The Guide by Peter Heller – Book

From a Google Image Search – The Independent

The Guide by Peter Heller also features Jack from Heller’s book The River. In The River Jack loses his best friend, Wynn. Wynn was the poet of the pair, so we lose some of the cadence of the story of the canoe trip to Hudson Bay. Jack has been back at home helping his father on their ranch and things are caught up leaving Jack some time to take a guide job and earn some money. Not only was Jack practically born on a horse, but he is an excellent fisherman, kayaker, and canoeist. A lodge serving very wealthy clients has lost a guide mid-season so Jack takes the position. He regrets his decision almost as soon as he meets the man who runs the operation, Kurt Jensen, and learns all the strange rules about what he is and is not allowed to do. Jack feels that something about the place just doesn’t feel right. He immediately goes off fishing to learn the streams and because he feels better when he is smelling pine and tying flies and drifting his line into a spot full of the kinds of bugs fish loved to eat. 

He is assigned to be fishing guide and teacher for Alison K., who he intuits is someone famous. He doesn’t recognize her, but as they spend the days on the stream, he recognizes that she is a famous singer from the snatches of song she sings to herself as she fishes. The odd part of this place is all the prohibitions. You could not go past the bridge across the stream because the old man on the property next door would shoot you. There were cameras mounted in places where no cameras should be needed. Jack could not keep his guns with him, or his truck. You needed a passcode to go anywhere. Kurt seemed upset when Alison and Jack went into town for dinner one night. The people seemed odd also. They had bandages on their hands and circles under their eyes one day and the next they were perky and well. Fortunately, Jack finds an ally in Alison. They fish and snoop together.

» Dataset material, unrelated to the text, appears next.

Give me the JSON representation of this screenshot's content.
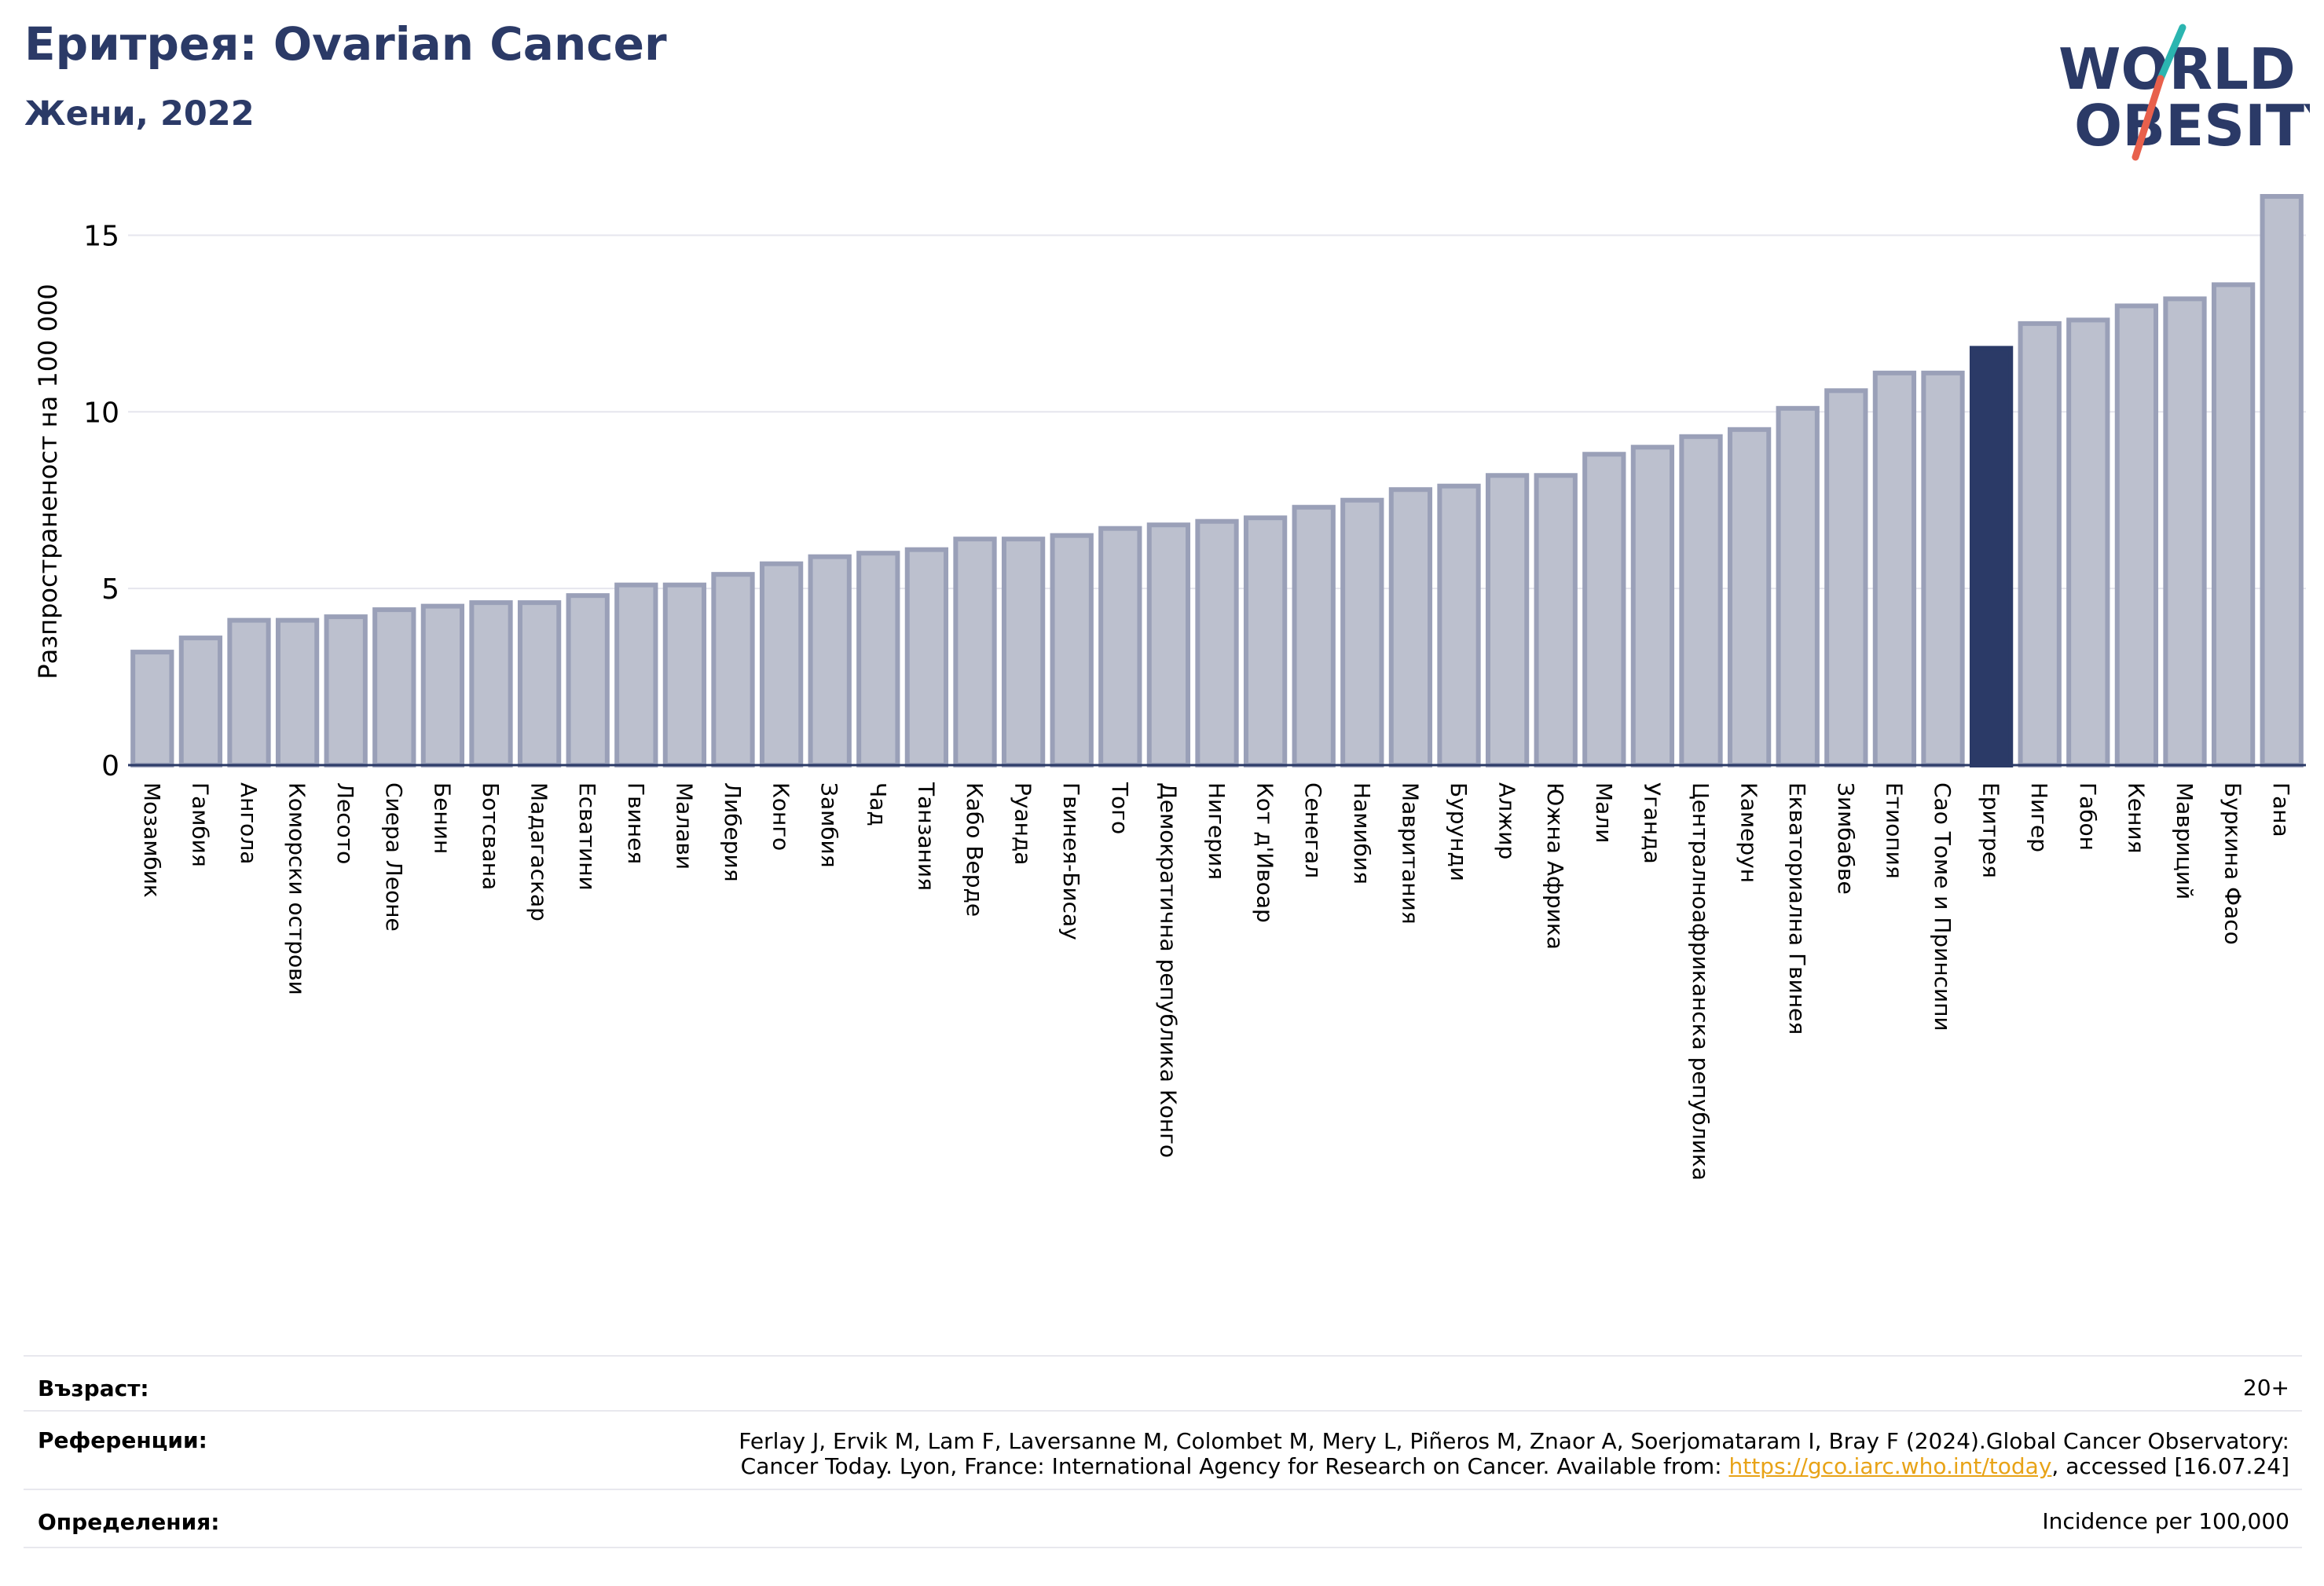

This book is driven by plot much more than The River which was driven also by the style of the prose. The topic of The Guide is shocking and one that has not often come up in other books I have read. As a mystery, this story works very well. It also has an element of social commentary to give it heft. And our heroes come close to dying. Except for the lack of romance, which is sort of refreshing, it’s all very satisfying. And my mind foresees the possibility of future romance. I know, I am such a girl. Just ignore it if it offends.